Other Report Resources
From WATS 5350 Capstone Class
Case Studies & Example Reports
Low-Tech Adaptive Management Examples
Pumpkin Creek Photo Albums
Leveraging Riverscapes Tools to Support Planning
Two webinars were sponsored by BLM Montana Dakotas, which covered some of the tools available an under development for Montana to support LTPBR.
The first covers how the BRAT, and how it can be used to help understand whether beaver dam actiivty might be an appropriate key process in your riverscapes and if so where associated risks may exist.
The second webinar is about the broader suite of tools under development for helping you understand your riverscapes across multiple scales.
Design in QRiS ( Riverscape Studio - QGIS Plugin -)
If you are interested, QRiS (in developement) is a plugin available for QGIS to facilitate doing LTPBR Design (and eventually Planning and Monitoring). A full version of the QRiS design is available for download (unzip and open QRiS using toolbar):
We cover permitting and the consultation process generically in Module 5, but it is helpful to see real examples. Here we provide drafts of specifically how the consultation and permitting process went for Pumpkin Creek.
All projects led by federal agencies have to comply with the National Environmental Policy Act - NEPA. For those of you directly involved in permitting and particularly permitting on projects with Federal Land Management Agencies, the NEPA is a crucial hurdle your federal partners are having to show compliance with. Whether you realize it or not, they are either working under an existing determination or having to arrive at a new one. Determinations of environmental impact of proposed actions are made as part of an environmental review under NEPA can involve three different levels of analysis:
- Categorical Exclusion determination (CATEX)
- Environmental Assessment/Finding of No Significant Impact (EA/FONSI)

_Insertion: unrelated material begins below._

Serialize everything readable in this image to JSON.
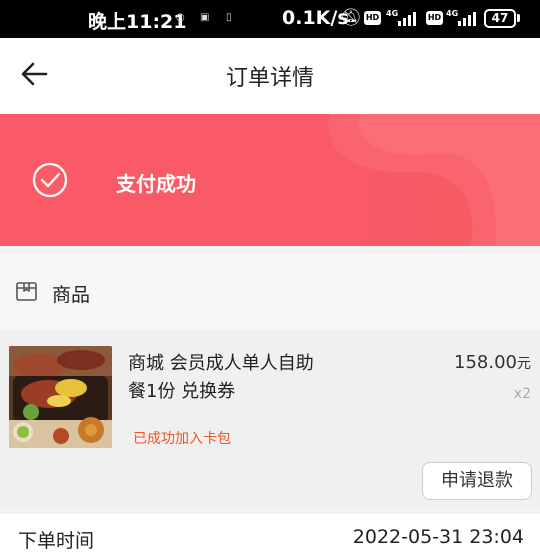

- Environmental Impact Statement (EIS)
CATEX is simple and has been common for LTPBR projects of small scale. If they go down the EA/FONSI or EIS route, you are talking a minimum of 1-2 year review and preparation period. The death sentence for project feasability is when this is engaged for every individual project. The alternative that some of our partners have pursued is to do larger, “programmatic” EAs that cover a broader body of work with greater geographic scope. Below are copies of the public comment versions of Alden Shalcross’s (BLM Montana-Dakotas State Aquatics and Riparian Lead), which was developed for Montana, North Dakota and South Dakota.
Draft Proposed Action
Montana DNRC Joint Stream Permitting.
Joint applications (jointly submitted to State and USACE) can be found at Montana DNRC’s Stream Permitting pages. In states with a joint-application process (like Montana), one application package shown below can be prepared.

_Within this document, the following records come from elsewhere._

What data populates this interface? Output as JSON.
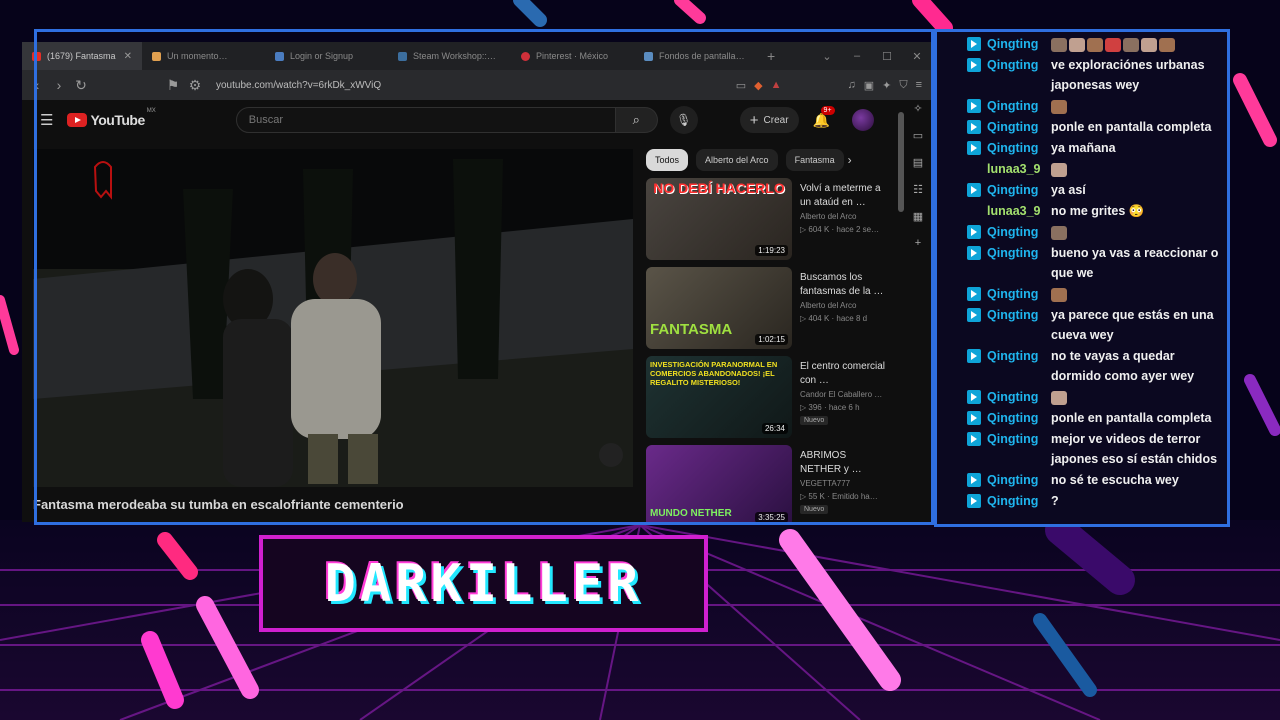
{
  "browser": {
    "tabs": [
      {
        "label": "(1679) Fantasma",
        "favicon_color": "#e52d27",
        "active": true
      },
      {
        "label": "Un momento…",
        "favicon_color": "#e0a050"
      },
      {
        "label": "Login or Signup",
        "favicon_color": "#4a7cc0"
      },
      {
        "label": "Steam Workshop::Real",
        "favicon_color": "#3c6e9e"
      },
      {
        "label": "Pinterest · México",
        "favicon_color": "#d0303a"
      },
      {
        "label": "Fondos de pantalla Jar",
        "favicon_color": "#5a8cc0"
      }
    ],
    "url": "youtube.com/watch?v=6rkDk_xWViQ"
  },
  "youtube": {
    "logo_text": "YouTube",
    "region": "MX",
    "search_placeholder": "Buscar",
    "create_label": "Crear",
    "notification_count": "9+",
    "video_title": "Fantasma merodeaba su tumba en escalofriante cementerio",
    "chips": [
      "Todos",
      "Alberto del Arco",
      "Fantasma"
    ],
    "recommendations": [
      {
        "thumb_title": "NO DEBÍ HACERLO",
        "title": "Volví a meterme a un ataúd en …",
        "channel": "Alberto del Arco",
        "stats": "▷ 604 K · hace 2 se…",
        "duration": "1:19:23",
        "badge": "",
        "thumb_bg": "#3a3530",
        "thumb_text_color": "#ff3030"
      },
      {
        "thumb_title": "FANTASMA",
        "title": "Buscamos los fantasmas de la …",
        "channel": "Alberto del Arco",
        "stats": "▷ 404 K · hace 8 d",
        "duration": "1:02:15",
        "badge": "",
        "thumb_bg": "#4a4438",
        "thumb_text_color": "#9fe040"
      },
      {
        "thumb_title": "INVESTIGACIÓN PARANORMAL EN COMERCIOS ABANDONADOS! ¡EL REGALITO MISTERIOSO!",
        "title": "El centro comercial con …",
        "channel": "Candor El Caballero …",
        "stats": "▷ 396 · hace 6 h",
        "duration": "26:34",
        "badge": "Nuevo",
        "thumb_bg": "#1c2a2a",
        "thumb_text_color": "#f0e020"
      },
      {
        "thumb_title": "MUNDO NETHER",
        "title": "ABRIMOS NETHER y …",
        "channel": "VEGETTA777",
        "stats": "▷ 55 K · Emitido ha…",
        "duration": "3:35:25",
        "badge": "Nuevo",
        "thumb_bg": "#5a2a7a",
        "thumb_text_color": "#7ef060"
      }
    ]
  },
  "chat": {
    "messages": [
      {
        "user": "Qingting",
        "text": "",
        "emotes": 7,
        "user_color": "#1fb5ee"
      },
      {
        "user": "Qingting",
        "text": "ve exploraciónes urbanas japonesas wey",
        "user_color": "#1fb5ee"
      },
      {
        "user": "Qingting",
        "text": "",
        "emotes": 1,
        "user_color": "#1fb5ee"
      },
      {
        "user": "Qingting",
        "text": "ponle en pantalla completa",
        "user_color": "#1fb5ee"
      },
      {
        "user": "Qingting",
        "text": "ya mañana",
        "user_color": "#1fb5ee"
      },
      {
        "user": "lunaa3_9",
        "text": "",
        "emotes": 1,
        "user_color": "#a3e06e"
      },
      {
        "user": "Qingting",
        "text": "ya así",
        "user_color": "#1fb5ee"
      },
      {
        "user": "lunaa3_9",
        "text": "no me grites 😳",
        "user_color": "#a3e06e"
      },
      {
        "user": "Qingting",
        "text": "",
        "emotes": 1,
        "user_color": "#1fb5ee"
      },
      {
        "user": "Qingting",
        "text": "bueno ya vas a reaccionar o que we",
        "user_color": "#1fb5ee"
      },
      {
        "user": "Qingting",
        "text": "",
        "emotes": 1,
        "user_color": "#1fb5ee"
      },
      {
        "user": "Qingting",
        "text": "ya parece que estás en una cueva wey",
        "user_color": "#1fb5ee"
      },
      {
        "user": "Qingting",
        "text": "no te vayas a quedar dormido como ayer wey",
        "user_color": "#1fb5ee"
      },
      {
        "user": "Qingting",
        "text": "",
        "emotes": 1,
        "user_color": "#1fb5ee"
      },
      {
        "user": "Qingting",
        "text": "ponle en pantalla completa",
        "user_color": "#1fb5ee"
      },
      {
        "user": "Qingting",
        "text": "mejor ve videos de terror japones eso sí están chidos",
        "user_color": "#1fb5ee"
      },
      {
        "user": "Qingting",
        "text": "no sé te escucha wey",
        "user_color": "#1fb5ee"
      },
      {
        "user": "Qingting",
        "text": "?",
        "user_color": "#1fb5ee"
      }
    ]
  },
  "banner": {
    "name": "DARKILLER",
    "border_color": "#d020d0"
  }
}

Army Corps Section 404 Compliance
In the Omaha District, which covers most of Montana, North Dakota and South Dakota draining to the Mississippi, we have seen some of the most cumbersome interpretation of permitting requirements under the Clean Water Act for LTPBR compared with other Districts (e.g. Sacramento, Walla Walla, Seattle, and Portland). Specifically, they have opted to require full, costly wetland delineations for each of these projects despite the existance of Montana Natural Heritage’s Wetland and Riparian Maps and the fact most of these projects seek to expand those wetlands, and most often not for mitigation purposes. This adds significant, unnecessary cost and time to the permitting process and is actively being negotiated with the Omaha District to reconsider its interpretation and stance.
Niall Clancy (PhD Candiate University of Wyoming) is studying the impacts of LTPBR restoration in Prarie streams on native fish. He will share a short presentation Wednesday afternoon with us and will be helping us build (brining his own post pounder) on Thursday!